Sona Comstar is partnering with Proterial, Hitachi's magnet arm, for a minority stake in a venture expected to bid. Proterial is also evaluating a plant in India independently. Other large groups like Tata, L&T, Reliance and JSW have expressed interest but not submitted bids yet, Mint reported. Vedanta appears to have moved quietly through subsidiary NAN MagneTech, which secured land in Tirupati and plans Phase 1 capacity of 1,200 tonnes with a ₹1,250-crore investment.
Deependra Singh, who oversaw IREL's operations, framed the hesitation structurally. "Ideally, magnet making should be the preserve of smaller specialized companies or very large operations," he said. "A PLI scheme targeting three players would have made better sense." Sending 26 companies into the market for technology and equipment simultaneously has pushed up prices and stretched decision timelines, he added.
The biggest structural issue is grade ambiguity.
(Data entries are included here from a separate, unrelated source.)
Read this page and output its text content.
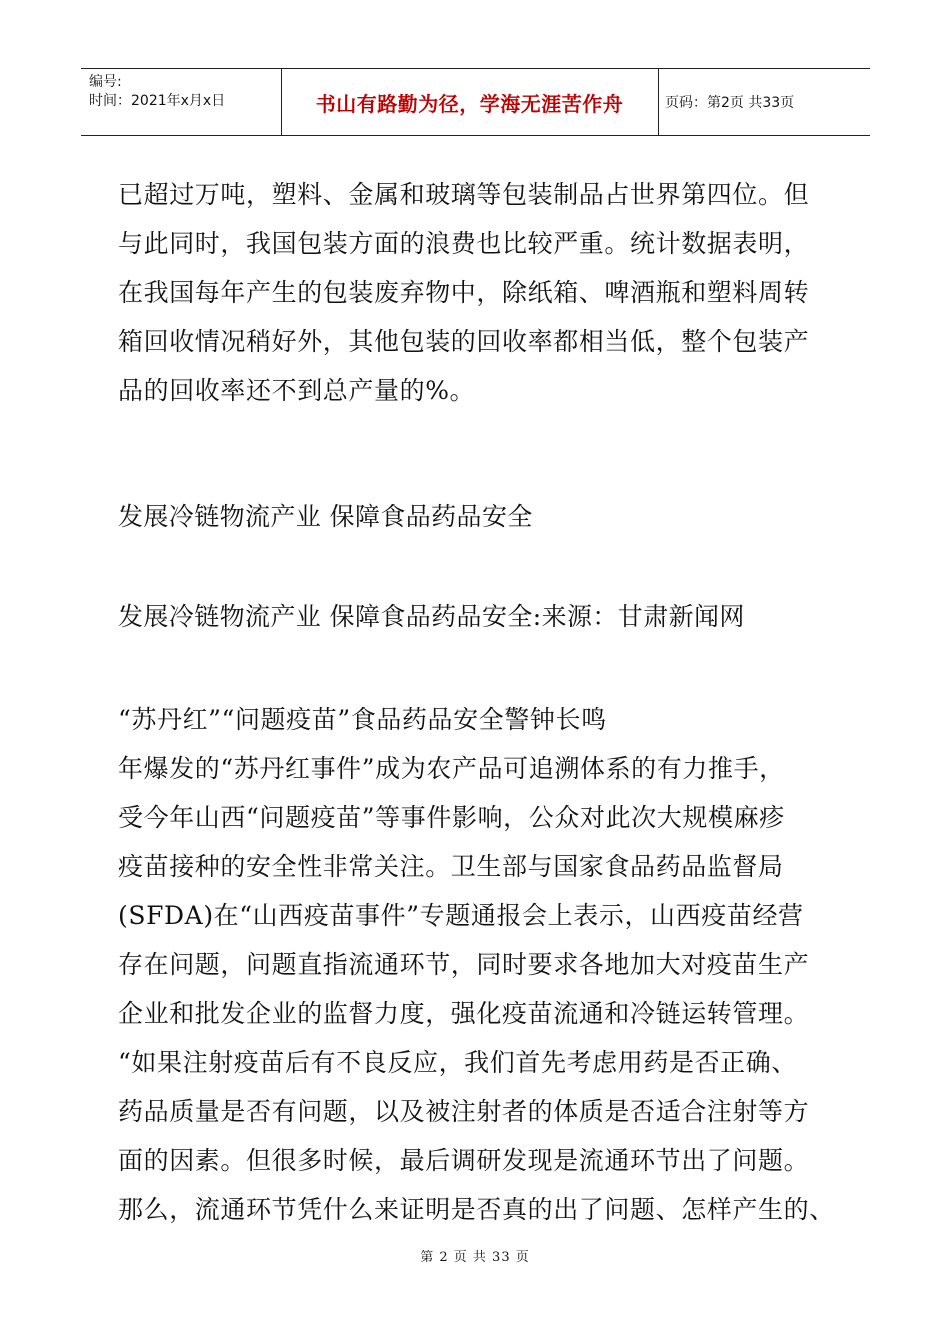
编号:
时间：2021年x月x日	书山有路勤为径，学海无涯苦作舟	页码：第2页 共33页
已超过万吨，塑料、金属和玻璃等包装制品占世界第四位。但
与此同时，我国包装方面的浪费也比较严重。统计数据表明，
在我国每年产生的包装废弃物中，除纸箱、啤酒瓶和塑料周转
箱回收情况稍好外，其他包装的回收率都相当低，整个包装产
品的回收率还不到总产量的%。
发展冷链物流产业 保障食品药品安全
发展冷链物流产业 保障食品药品安全:来源：甘肃新闻网
“苏丹红”“问题疫苗”食品药品安全警钟长鸣
年爆发的“苏丹红事件”成为农产品可追溯体系的有力推手，
受今年山西“问题疫苗”等事件影响，公众对此次大规模麻疹
疫苗接种的安全性非常关注。卫生部与国家食品药品监督局
(SFDA)在“山西疫苗事件”专题通报会上表示，山西疫苗经营
存在问题，问题直指流通环节，同时要求各地加大对疫苗生产
企业和批发企业的监督力度，强化疫苗流通和冷链运转管理。
“如果注射疫苗后有不良反应，我们首先考虑用药是否正确、
药品质量是否有问题，以及被注射者的体质是否适合注射等方
面的因素。但很多时候，最后调研发现是流通环节出了问题。
那么，流通环节凭什么来证明是否真的出了问题、怎样产生的、
第 2 页 共 33 页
The PLI targets sintered NdFeB magnets but specifies no minimum performance standard. The flat ₹2,150 per kg incentive applies equally to a commodity magnet for an e-bicycle and a high-coercivity grade for a defence radar. Lower-grade magnets are not on China's restricted export list. Singh of Sona Comstar warned: "On the one hand, Chinese imports may still be cheaper for lower grade magnets, while the scheme may not achieve the real reason why it was set up for–self-sufficiency in high grade magnets."
The penicillin PLI offers a cautionary parallel. That scheme, notified in July 2020, created local producers but raised input costs for pharmaceutical companies. The same dynamic could hit automakers and small businesses that depend on standard-grade magnets.
India imported $212 million worth of magnets in 2025-26. Deependra Singh estimates India's demand at about 5% of global consumption; the US accounts for 20%. Even if all five PLI winners commission plants on schedule, which he considers unlikely before 2029, India will cover only a fraction of domestic requirements.
Singh of Sona Comstar offered a measured verdict on the scheme itself. "The move by the government, though late, is a great start," he said. "For the PLI scheme to be effective in the long run, there have to be incentives for domestic companies to innovate and secure long-term needs."